When I’m writing a first draft, I’m just trying to get the thoughts out there on paper.  General descriptions, key scenes, roughed out conversations.  Stuff like that.  But in the second and third draft (and fourth and fifth….) I start working on things like tone and themes.  That’s where word selection starts to be a very big deal for me.  If you’re writing a horror story and you have a character wearing a ring with a red gem, it matters to the tone as to whether you describe it as “red as rose” or “red as fresh blood” or even “red as a hot ember”.  Each description brings with a different tone.

In SHIP BREAKER by Paolo Bacigalupi, it really stuck out to me how carefully the author must choose each of his words.  When he’s describing Nailer’s crew, most of which are people of color, he describes them in as “black as oil and hard as iron” or “the shade of brown rice” or “tropic skin”.

From this I get much more than a description of characters; I get a feel for the setting and lifestyle.  We’ve already seen the value of oil and iron in the SHIP BREAKER world by the time it’s used in description.  This gives us a sense of how important Pima, Nailer’s best friend and the character given this description, will be.  What’s more, she’s described in terms of the ships they disassemble: iron and oil.  It sets even more tone around this character; she large and strong and powerful, yet somehow wrecked by the age she lives in.
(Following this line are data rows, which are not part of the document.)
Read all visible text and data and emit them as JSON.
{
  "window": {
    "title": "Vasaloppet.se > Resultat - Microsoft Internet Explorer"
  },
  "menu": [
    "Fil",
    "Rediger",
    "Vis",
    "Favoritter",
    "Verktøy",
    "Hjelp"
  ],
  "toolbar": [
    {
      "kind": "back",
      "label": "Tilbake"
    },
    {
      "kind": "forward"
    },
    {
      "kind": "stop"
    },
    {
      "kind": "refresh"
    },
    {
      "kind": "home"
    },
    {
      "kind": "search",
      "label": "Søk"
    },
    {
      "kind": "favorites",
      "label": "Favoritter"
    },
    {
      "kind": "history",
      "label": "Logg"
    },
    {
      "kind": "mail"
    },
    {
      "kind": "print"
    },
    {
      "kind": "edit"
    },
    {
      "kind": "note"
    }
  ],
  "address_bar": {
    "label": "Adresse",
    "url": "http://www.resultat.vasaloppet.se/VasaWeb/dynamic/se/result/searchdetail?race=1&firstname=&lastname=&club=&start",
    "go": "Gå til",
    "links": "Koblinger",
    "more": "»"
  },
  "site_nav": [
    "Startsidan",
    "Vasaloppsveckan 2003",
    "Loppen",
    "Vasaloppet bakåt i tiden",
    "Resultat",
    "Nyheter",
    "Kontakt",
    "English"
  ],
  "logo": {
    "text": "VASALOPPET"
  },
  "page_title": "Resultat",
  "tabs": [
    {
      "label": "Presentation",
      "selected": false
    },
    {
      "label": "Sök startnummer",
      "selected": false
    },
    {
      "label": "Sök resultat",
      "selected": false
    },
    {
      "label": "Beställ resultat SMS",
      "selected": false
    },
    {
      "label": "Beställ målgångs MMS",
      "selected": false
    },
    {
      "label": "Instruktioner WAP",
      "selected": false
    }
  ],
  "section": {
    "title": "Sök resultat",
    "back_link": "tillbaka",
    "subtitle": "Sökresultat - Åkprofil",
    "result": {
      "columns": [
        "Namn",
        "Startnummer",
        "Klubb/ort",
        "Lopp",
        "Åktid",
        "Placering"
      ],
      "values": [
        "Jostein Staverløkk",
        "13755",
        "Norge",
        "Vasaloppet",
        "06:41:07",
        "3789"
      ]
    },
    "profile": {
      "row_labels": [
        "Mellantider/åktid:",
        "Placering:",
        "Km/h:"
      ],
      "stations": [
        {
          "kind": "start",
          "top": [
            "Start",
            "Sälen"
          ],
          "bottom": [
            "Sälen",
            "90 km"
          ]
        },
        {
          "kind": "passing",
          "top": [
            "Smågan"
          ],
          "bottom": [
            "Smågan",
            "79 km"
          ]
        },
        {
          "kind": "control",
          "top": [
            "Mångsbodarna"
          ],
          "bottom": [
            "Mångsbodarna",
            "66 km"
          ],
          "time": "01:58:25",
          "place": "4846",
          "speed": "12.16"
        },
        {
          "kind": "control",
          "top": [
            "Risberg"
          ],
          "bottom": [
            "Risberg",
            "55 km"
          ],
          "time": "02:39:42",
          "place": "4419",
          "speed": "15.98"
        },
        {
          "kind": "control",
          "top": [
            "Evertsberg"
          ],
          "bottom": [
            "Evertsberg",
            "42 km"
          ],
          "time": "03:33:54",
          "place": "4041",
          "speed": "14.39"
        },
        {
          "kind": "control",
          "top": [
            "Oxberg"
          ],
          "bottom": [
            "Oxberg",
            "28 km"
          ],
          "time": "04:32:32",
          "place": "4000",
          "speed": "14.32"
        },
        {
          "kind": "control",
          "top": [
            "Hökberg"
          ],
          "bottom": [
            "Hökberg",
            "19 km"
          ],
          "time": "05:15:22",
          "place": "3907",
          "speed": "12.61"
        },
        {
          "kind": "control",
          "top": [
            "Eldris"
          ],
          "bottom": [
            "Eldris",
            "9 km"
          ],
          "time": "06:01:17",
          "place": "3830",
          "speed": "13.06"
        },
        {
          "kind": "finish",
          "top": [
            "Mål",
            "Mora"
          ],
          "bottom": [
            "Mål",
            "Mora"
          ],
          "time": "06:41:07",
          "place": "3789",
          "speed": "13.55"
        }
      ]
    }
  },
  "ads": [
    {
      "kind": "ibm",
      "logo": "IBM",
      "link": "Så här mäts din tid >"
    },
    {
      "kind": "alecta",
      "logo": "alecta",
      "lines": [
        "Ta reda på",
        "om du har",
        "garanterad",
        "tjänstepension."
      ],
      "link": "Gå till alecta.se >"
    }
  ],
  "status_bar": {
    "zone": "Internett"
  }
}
The description of another character as brown rice gives us a hint at the bland diet in this time and place.  And it isn’t two pages later that we get confirmation that the diet for the people on the beach is spare at best and hardly tasty.  The description of a character with tropic skin gives us a sense of the climate where they work.  That is further reinforced by a character who is described as “permanently sunburned and peeling”. The more often you convey the tone of a book, and the number of different and interesting ways you can come at it really does dictate how solid this world will be in the reader’s mind.

Compare this with how the wealth ship-wreck victim, Nita, is described: “smooth and soft, polished and precise”.  Nita is the other main character that’s Nailer’s age and she is also described in terms of a ship.  However, in this case, she’s described like the fine, modern clipper ship that she was traveling on.  In fact, Mr. Bacigalupi draws a direct comparison between Pima, scarred and strong, and Nita, soft and refined.

In my opinion, this book might be just a little too heavy on the description.  There are advantages and drawbacks to writing like this.  The advantage is that the setting and characters are as real as real can be to me.  I feel like I know them.  In my mind’s eye I can see the beach with the broken ships and the white clippers flying by almost too far out to see.  Like I said a post or two back, I’ve never experienced such a visceral setting.  However, again, it slows the pace.

What I will say is this: if you’re a writer who likes to flex your descriptive muscles, you should give this book a look.  Mr. Bacigalupi is a master at including solid paragraphs of description (sometimes longer blocks, too) without losing too much of my interest.  And that’s because each description adds to the tone and feel of the book as a whole.